1.17% for validation\

  • Finally, all the qc_id, time series metadata, best parameter cofiguration, model forecast for the validation period and the correspondent RMSPE will be saved to database table 'hw_params_wholesale' and 'hw_params_retail' for future reference.

Pros and Cons:

Pros:

  • Can be customized. User has total control over window size (days for prediciton), sliding pace, train-test-val split, and grid-search domain.

  • Highly tolerent, suitable for all time series, even the flat data. Will always return the best model configuration.

  • Forecast results are much more accurate comparing to Facebook Prophet forecast method.

  • Adaptive. User can add own model evaluation metrics, add random search instead of grid search.

Cons:

  • User needs to be familiar with python and database basics.

  • Time consuming. The grid search method desires large computational power.

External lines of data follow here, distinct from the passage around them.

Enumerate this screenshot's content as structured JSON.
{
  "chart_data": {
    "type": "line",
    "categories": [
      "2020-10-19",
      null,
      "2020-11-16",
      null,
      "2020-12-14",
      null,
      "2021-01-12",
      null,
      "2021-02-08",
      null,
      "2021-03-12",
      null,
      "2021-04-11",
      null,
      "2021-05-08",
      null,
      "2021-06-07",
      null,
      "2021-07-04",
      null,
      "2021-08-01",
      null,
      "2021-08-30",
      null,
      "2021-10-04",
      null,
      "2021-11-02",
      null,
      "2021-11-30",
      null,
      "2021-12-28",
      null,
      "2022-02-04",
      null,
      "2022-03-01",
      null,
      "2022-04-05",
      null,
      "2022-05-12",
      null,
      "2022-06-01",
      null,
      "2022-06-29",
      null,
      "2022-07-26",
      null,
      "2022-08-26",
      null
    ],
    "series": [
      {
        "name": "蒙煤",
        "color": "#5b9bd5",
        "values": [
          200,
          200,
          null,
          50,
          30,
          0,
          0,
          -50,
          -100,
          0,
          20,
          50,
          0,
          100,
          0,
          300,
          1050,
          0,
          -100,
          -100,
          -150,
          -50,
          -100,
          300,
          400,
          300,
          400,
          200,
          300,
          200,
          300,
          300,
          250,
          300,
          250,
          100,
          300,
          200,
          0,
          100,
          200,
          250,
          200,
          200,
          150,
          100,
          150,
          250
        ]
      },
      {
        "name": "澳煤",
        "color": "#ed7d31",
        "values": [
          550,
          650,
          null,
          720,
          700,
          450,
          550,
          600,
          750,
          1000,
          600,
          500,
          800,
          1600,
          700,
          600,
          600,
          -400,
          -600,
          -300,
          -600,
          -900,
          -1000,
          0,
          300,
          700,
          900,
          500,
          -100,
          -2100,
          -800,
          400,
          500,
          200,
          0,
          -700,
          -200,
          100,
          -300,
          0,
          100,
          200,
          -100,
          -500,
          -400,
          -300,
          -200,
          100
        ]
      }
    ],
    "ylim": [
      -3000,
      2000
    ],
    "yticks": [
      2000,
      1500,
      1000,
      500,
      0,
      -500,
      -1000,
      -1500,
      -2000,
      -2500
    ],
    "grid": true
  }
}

To get a better idea of computational intensity for the grid search method, we tested one time sequence: Dar Es Salaam Morogoro Rice, which has a total length of 1760 days after interpolation. On a stand-alone machine (2.6 GHz processor, 8 GB RAM), it took 108.73 min to finish grid searching of 144 configurations; while on a virtual machine with 64 GB RAM and 16 GPU cores (an AWS EC2 instance type m5ad.4xlarge), it took 17.38 min to complete the same task.

Future work:

  1. Use DQI metric Mode_D to define resolution for each time series, instead of use universal day-by-day time frame. This customized forecast resolution feature could reduce uncertainty due to interpolation and improve model accuracy.

  2. For time series where a large data gap exists, the interpolation method can result in a flat line, and the search method will favor dampening the trend. Since we apply a sliding window, and select best parameters based on smallest error over all sliding steps, hopefuly this data gap effect will be larged reduced. At this point, the data gap effect is still not clear and need further investigation.

  3. Random search and Bayesian Optimization could reduce the computation time, and are best-suited for optimization over continuous domains. These search methods worth exploring, keeping in mind of the discrete nature of the Holter-Winters model parameter domains (except for p seasonal period, which can be set as continuous integers).